May 18, 2013
Susan Rice withdraws as secretary of state candidate
Susan Rice, the US ambassador to the United Nations and a close confidante of US President Barack Obama, withdrew her name from consideration as secretary of state today in the face of what promised to be a contentious Senate confirmation battle.
Rice has drawn heavy fire from Republicans for remarks she made in the aftermath of a September 11 attack on the US mission in Benghazi, Libya, in which four US citizens were killed, including Ambassador Chris Stevens.
"I am highly honoured to be considered by you for appointment as secretary of state," Rice said in a letter to Obama. "I am fully confident that I could serve our country ably and effectively in that role. However, if nominated, I am now convinced that the confirmation process would be lengthy, disruptive and costly."
Her decision increases the odds Obama will turn to Senator John Kerry, chairman of the Senate Foreign Relations Committee and the 2004 Democratic presidential nominee, to replace Secretary of State Hillary Clinton when she steps down early next year.
Rice's surprise withdrawal spares Obama a potentially bruising nomination fight in the Senate, even as he grapples with congressional Republicans over tax, debt and spending policy to avoid the "fiscal cliff."
An announcement of Obama's national security team could come as early as next week. Officials say Obama is giving serious consideration to nominating former Republican Senator Chuck Hagel as his defence secretary to replace the departing Leon Panetta.

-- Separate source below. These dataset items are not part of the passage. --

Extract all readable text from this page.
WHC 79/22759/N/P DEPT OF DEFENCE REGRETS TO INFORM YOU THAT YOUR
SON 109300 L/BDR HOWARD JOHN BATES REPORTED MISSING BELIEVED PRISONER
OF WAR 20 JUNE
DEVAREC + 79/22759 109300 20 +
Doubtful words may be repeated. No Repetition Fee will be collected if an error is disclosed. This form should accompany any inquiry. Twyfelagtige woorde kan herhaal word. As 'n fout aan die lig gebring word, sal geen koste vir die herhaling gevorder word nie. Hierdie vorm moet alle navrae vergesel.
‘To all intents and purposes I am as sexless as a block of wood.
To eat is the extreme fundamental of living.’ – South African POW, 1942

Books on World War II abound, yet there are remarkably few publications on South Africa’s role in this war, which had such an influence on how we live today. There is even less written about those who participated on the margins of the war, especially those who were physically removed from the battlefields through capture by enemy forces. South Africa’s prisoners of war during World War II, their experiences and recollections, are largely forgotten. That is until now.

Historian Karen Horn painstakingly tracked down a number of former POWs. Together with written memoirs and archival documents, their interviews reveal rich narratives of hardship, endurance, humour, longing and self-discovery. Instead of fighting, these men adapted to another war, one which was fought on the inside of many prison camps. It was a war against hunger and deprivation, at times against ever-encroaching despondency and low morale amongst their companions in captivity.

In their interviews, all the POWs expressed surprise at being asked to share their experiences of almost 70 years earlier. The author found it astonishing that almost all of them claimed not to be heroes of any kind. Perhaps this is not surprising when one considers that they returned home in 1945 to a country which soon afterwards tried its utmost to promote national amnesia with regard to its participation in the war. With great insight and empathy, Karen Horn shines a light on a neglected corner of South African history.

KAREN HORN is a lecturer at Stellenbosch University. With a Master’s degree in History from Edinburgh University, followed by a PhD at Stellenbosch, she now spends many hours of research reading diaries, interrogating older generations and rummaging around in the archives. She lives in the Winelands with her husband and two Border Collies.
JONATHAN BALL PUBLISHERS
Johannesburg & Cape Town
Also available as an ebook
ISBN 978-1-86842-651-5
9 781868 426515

Obama had harboured hopes of picking Rice, 48, as the nation's chief diplomat. She was an early foreign policy adviser to him when he ran for president in 2008 and became the first black woman to serve as U.S. ambassador to the United Nations. She was widely seen as a natural replacement for Clinton.
But Rice has faced relentless criticism from Republicans about comments she made days after the attack in Libya.
She went on five Sunday television shows on September 16 to say that preliminary information suggested the assault was the result of protests over an anti-Muslim video that was made in California rather than a premeditated strike.
The video, posted on the Internet under several titles including "Innocence of Muslims," mocked the Prophet Mohammad and portrayed him as a womanizer and a fool.